Featured Artist
John Edwin May
John Edwin May (b. 1960) is a photographer located in Knoxville, Tennessee. May studied photography at Lincoln Memorial University, University of South Carolina and East Tennessee State University, where he earned a MFA in 2010. He has held teaching posts at Pellissippi State Community College, Lincoln Memorial University, Walters State Community College, East Tennessee State University, and Arrowmont School of Art.
An avid workshop participant, he has studied with Marsha Burns, Mark Goodman, Tim Grey, Christopher James, Brian Kaufman, Mary Ellen Mark, John Sexton, Craig Stevens, and Joyce Tenneson.
May’s photographic work has been exhibited nationally and internationally. Recently he has been photographing small-town wrestling venues with their constructed realities. Images from May’s wrestling series, Bell Time, have recently appeared in two important photography collections that feature work from Appalachia: Rich Community: An Anthology of Appalachian Photographers, created and edited by David Underwood (Sapling Grove Press, 2015), featured May’s “TWA II, Louisville, Tennessee.” May’s work from this series also appeared in Looking at Appalachia, a crowd-sourced image archive founded and curated by Roger May.
John Edwin May writes about documenting small-town wrestling: “In my Bell Time series, I am exploring the spectacle of the entertainment venues known as indie wrestling. These events are simultaneously realities and yet contrived simulacra. That this ambiguity has become manifested in two particular subcultures and is embodied in such dramatic visual form interests me as a documentary photographer.”
The Bell Time images as well as several other documentary series can be viewed on May’s website. Featured below is Late October, the journey of long-time friends camping at Dale Hollow Lake.
Artist's Statement
Late October
This body of work evolved from my father and his friends. For some fifty-four years, these men enjoyed a camping, fishing and hunting trip to Dale Hollow Lake, near Albany, Kentucky. They never missed a trip. This adventure started the third weekend of October and lasted sometimes as long as ten days. From 1987 after I was discharged from the United States Army, I was a welcomed participant.
For years the only images I made were the “big fish,” funny moments, and what we called “our yearly, family photograph.” It was during the past few trips, I realized what an important thing I was witness to . . . friendship, companionship, sportsmanship and just enjoying the out of doors.

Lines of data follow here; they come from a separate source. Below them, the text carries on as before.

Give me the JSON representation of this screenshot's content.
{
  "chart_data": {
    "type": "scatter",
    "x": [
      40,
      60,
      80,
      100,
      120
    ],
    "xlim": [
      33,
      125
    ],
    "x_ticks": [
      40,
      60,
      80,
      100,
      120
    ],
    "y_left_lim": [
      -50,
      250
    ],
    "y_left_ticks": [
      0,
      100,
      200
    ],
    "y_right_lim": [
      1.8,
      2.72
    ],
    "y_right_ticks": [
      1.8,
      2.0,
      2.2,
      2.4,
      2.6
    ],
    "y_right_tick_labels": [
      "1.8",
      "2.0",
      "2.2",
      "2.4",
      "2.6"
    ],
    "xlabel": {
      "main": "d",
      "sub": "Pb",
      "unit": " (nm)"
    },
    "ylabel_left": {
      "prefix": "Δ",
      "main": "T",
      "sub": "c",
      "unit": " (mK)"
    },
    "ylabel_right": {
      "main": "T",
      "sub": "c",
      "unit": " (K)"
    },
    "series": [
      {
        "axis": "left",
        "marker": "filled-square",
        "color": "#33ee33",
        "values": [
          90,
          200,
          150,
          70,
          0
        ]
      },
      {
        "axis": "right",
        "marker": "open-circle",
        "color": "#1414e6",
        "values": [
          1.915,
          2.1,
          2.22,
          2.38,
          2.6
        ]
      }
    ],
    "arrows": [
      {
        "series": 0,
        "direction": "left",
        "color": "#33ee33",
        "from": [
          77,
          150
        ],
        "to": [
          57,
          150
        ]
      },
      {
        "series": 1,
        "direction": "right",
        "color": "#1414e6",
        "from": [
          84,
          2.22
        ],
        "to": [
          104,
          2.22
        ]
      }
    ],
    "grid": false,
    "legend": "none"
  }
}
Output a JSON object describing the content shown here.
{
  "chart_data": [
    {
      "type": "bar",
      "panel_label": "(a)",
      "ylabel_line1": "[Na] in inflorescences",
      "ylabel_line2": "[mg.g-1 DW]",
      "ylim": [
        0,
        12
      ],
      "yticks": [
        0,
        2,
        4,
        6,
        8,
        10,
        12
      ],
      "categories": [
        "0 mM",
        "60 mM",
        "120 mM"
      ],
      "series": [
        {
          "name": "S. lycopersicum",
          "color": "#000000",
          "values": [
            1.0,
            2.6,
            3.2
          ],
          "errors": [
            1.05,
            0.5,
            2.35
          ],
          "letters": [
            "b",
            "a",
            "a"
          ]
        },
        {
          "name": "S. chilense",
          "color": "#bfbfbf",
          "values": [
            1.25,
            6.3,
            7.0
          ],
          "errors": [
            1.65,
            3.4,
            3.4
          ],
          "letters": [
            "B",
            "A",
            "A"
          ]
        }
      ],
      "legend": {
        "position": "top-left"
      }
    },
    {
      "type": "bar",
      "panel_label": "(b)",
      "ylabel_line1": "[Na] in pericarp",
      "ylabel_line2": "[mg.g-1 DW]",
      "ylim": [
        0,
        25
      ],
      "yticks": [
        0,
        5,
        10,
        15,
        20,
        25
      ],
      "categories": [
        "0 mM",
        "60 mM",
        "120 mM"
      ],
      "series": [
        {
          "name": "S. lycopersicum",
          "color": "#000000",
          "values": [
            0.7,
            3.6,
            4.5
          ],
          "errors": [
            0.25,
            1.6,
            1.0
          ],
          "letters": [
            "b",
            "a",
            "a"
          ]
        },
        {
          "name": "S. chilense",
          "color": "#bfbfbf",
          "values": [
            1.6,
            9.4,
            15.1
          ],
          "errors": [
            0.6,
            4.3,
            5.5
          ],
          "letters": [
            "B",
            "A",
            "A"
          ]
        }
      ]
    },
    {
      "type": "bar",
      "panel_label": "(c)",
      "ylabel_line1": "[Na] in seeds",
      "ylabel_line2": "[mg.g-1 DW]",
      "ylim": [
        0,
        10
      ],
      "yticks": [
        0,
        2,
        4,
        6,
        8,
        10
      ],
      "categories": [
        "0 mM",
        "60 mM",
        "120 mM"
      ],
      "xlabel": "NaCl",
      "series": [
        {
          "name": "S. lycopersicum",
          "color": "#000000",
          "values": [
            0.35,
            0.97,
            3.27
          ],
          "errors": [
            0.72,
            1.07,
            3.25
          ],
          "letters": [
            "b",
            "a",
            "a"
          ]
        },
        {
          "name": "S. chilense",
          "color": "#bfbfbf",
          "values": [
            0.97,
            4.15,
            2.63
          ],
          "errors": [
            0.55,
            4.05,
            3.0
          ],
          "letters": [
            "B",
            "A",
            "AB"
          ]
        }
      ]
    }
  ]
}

I tried to make images that depicted these bonds and friendships. Some trips we caught lots of fish and sometimes, very few. Seasons with ample rainfall, there were abundant nuts for the squirrels, which made for productive hunting. Seasons with rare rain made the hunting sparse. No matter, we were together in God’s creation. We told the same stories, ate the same food, and enjoyed the stories even more than the years past. Now, looking at these images, they are a dream of better times, bitter sweet. The trips had ended for various reasons, and in 2012 we lost Jack. I look back and feel it was fitting that his passing occurred in Late October.
This work is dedicated to Jack Eversole | July 6, 1933 - October 23, 2012.